この自動車整備事業の転換に合わせるように、自動車保険事業が収入保険料の半分を占める損害保険業界もまた2000年代に合併・統合が進み、08年のリーマンショックの際には、厳しい環境下で急速な大再編が進んだ。10年度には、現在の東京海上ホールディングス(HD)、MS&ADインシュアランスグループHD、SOMPO HDの大手3グループ体制に集約した。
損保業界と自動車販売業界との関係は、自動車保険(自賠責保険と任意保険)の取得と保険手数料収入確保を目指し、かねて損保各社はいかに販売・整備業に食い込むか、という競争が続いていた。
例えば、MS&ADに統合された旧千代田火災はトヨタ系列で、メーカーのトヨタ自動車から千代田火災トップに首脳を送り込まれる人事もあったほどである。
損保サイドから言うと、法律に基づき運用される強制保険の自賠責保険には、損失も利益も出さないよう収支を調整する「ノーロス・ノープロフィットの原則」がある。自賠責保険料は一律に決められるため、損保会社はどれだけ多くの契約を獲得しても保険による利益は発生しない。

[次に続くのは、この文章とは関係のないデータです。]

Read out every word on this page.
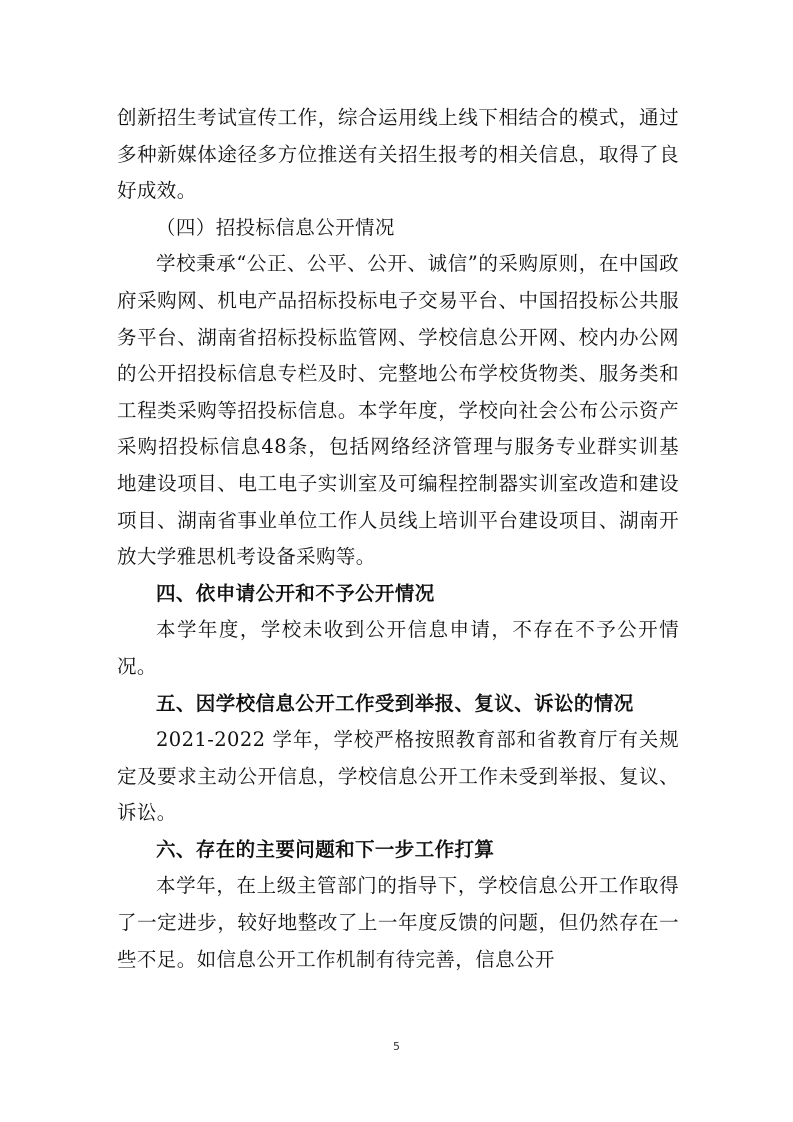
创新招生考试宣传工作，综合运用线上线下相结合的模式，通过多种新媒体途径多方位推送有关招生报考的相关信息，取得了良好成效。

（四）招投标信息公开情况

学校秉承“公正、公平、公开、诚信”的采购原则，在中国政府采购网、机电产品招标投标电子交易平台、中国招投标公共服务平台、湖南省招标投标监管网、学校信息公开网、校内办公网的公开招投标信息专栏及时、完整地公布学校货物类、服务类和工程类采购等招投标信息。本学年度，学校向社会公布公示资产采购招投标信息48条，包括网络经济管理与服务专业群实训基地建设项目、电工电子实训室及可编程控制器实训室改造和建设项目、湖南省事业单位工作人员线上培训平台建设项目、湖南开放大学雅思机考设备采购等。

四、依申请公开和不予公开情况

本学年度，学校未收到公开信息申请，不存在不予公开情况。

五、因学校信息公开工作受到举报、复议、诉讼的情况

2021-2022 学年，学校严格按照教育部和省教育厅有关规定及要求主动公开信息，学校信息公开工作未受到举报、复议、诉讼。

六、存在的主要问题和下一步工作打算

本学年，在上级主管部门的指导下，学校信息公开工作取得了一定进步，较好地整改了上一年度反馈的问题，但仍然存在一些不足。如信息公开工作机制有待完善，信息公开

5
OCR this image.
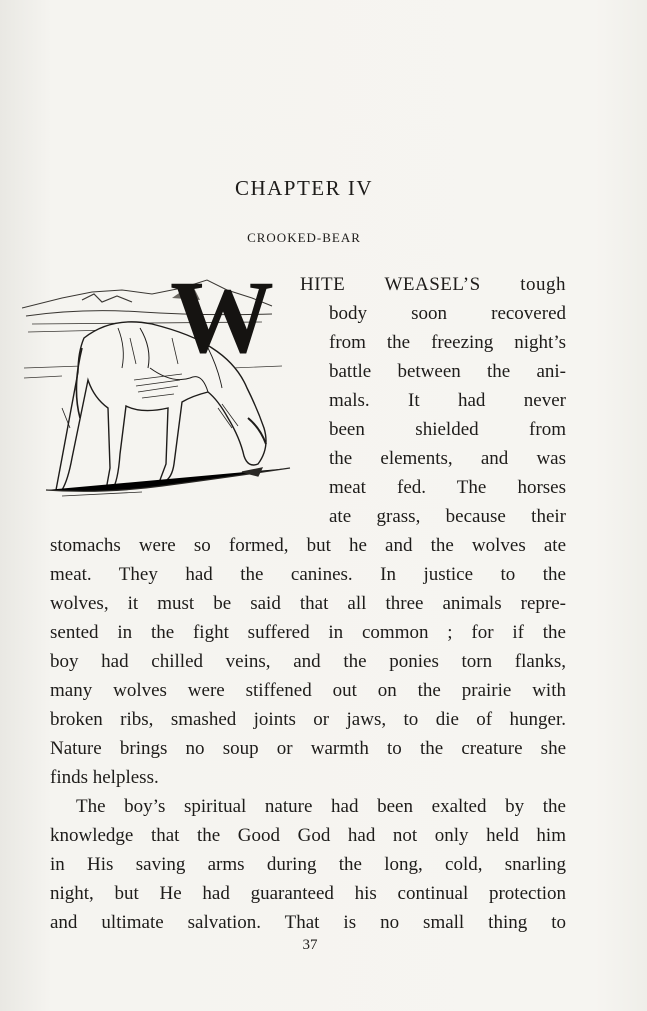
CHAPTER IV
CROOKED-BEAR
W HITE WEASEL’S tough
body soon recovered
from the freezing night’s
battle between the ani-
mals. It had never
been shielded from
the elements, and was
meat fed. The horses
ate grass, because their
stomachs were so formed, but he and the wolves ate
meat. They had the canines. In justice to the
wolves, it must be said that all three animals repre-
sented in the fight suffered in common ; for if the
boy had chilled veins, and the ponies torn flanks,
many wolves were stiffened out on the prairie with
broken ribs, smashed joints or jaws, to die of hunger.
Nature brings no soup or warmth to the creature she
finds helpless.
The boy’s spiritual nature had been exalted by the
knowledge that the Good God had not only held him
in His saving arms during the long, cold, snarling
night, but He had guaranteed his continual protection
and ultimate salvation. That is no small thing to
37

ただし、自賠責の保険料は自動車保険の収入として計上される。その金額は各社の市場規模シェアを示す指標になる。自賠責を足掛かりに任意保険で契約を増やすという戦略もあることから、損保サイドとしても自賠責の契約を伸ばすことは重要だ。
そうしたことから、自賠責保険の割り当てを回してくれるビッグモーターのような大手との関係は重視される。